年配の人にとって秋葉原は、ラジオ少年を温かく迎える街として記憶に残っていることだろう。現在も、なぜかガード下の一画にだけはどこもジャンク店が健在で、あたかも時間が止まったかのように昔ながらの商売をしている。

JR総武線の御茶ノ水方面のガード下は、現在の電気街の発祥の地。人がどうにか擦れ違える細い通路が1階に3本、2階に1本あり、その両側に間口1間くらいの部品屋が並んでいる。通路で区切られた4つの店舗群は、それぞれ、野村電気ホール、ラジオストア、秋葉原ラジオセンター、電波会館というのが正しいそうだが、俗にまとめて「ハーモニカ横丁」と呼ばれる。背の高い人なら頭をぶつけそうな天井、むき出しの配管、裸電球の照明などがなかなかの風情だ。
かつてはここでタダ同然の掘り出し物が見つかったが、現在はきちんと仕入れたまじめな部品しかない。

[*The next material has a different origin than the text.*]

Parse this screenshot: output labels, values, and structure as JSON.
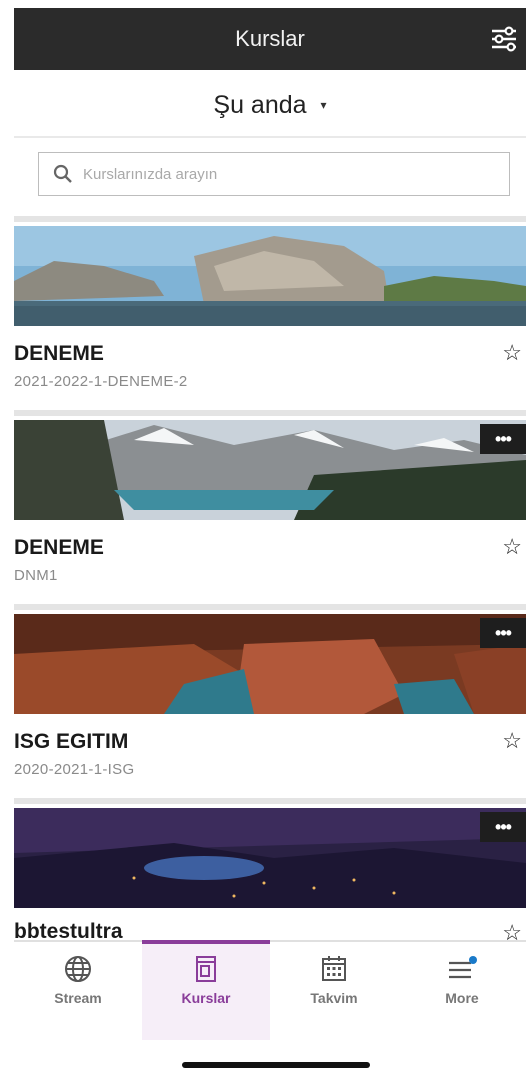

そうはいっても、自分でラジオやオーディオやマイコンを組み立てようという人にとって、なくてはならない場所となっている。


JR山手線の神田方面のガード下には、ニュー秋葉原センターがある。入口付近のジャンク店がほこりっぽいラジオや電線を並べているにもかかわらず、いまも堂々と「ニュー」を名乗 っているところにこの店舗街の心意気を感じる。
奥のほうに、よく大手パソコンショップの支店が開店するが、すぐ閉店してしまう。「入り口があれですから」とはそんなショップのある店長の嘆き。


万世橋の神田寄り、JR中央線のガード下にはラジオガァデンがある。現在の電気街が形成される以前、戦後の闇市はこのあたりにあったから、元祖ジャンク店ともいえる。旧国鉄万世橋駅跡地にあたり、煉瓦の残骸に駅舎の面影がある。
ラジオガァデンの交通博物館を向いた側のお店は、電流計や電線といっしょにレンズ付きフィルムや電車のおもちゃを売っている。一方、万世橋のほうを向いたお店は気合いの入ったジャンク店。ダイヤル式電話器とか旧式大型ファクシミリとか仕様不明のカード類などで舗道を占拠 し、伝統の商法を継承している。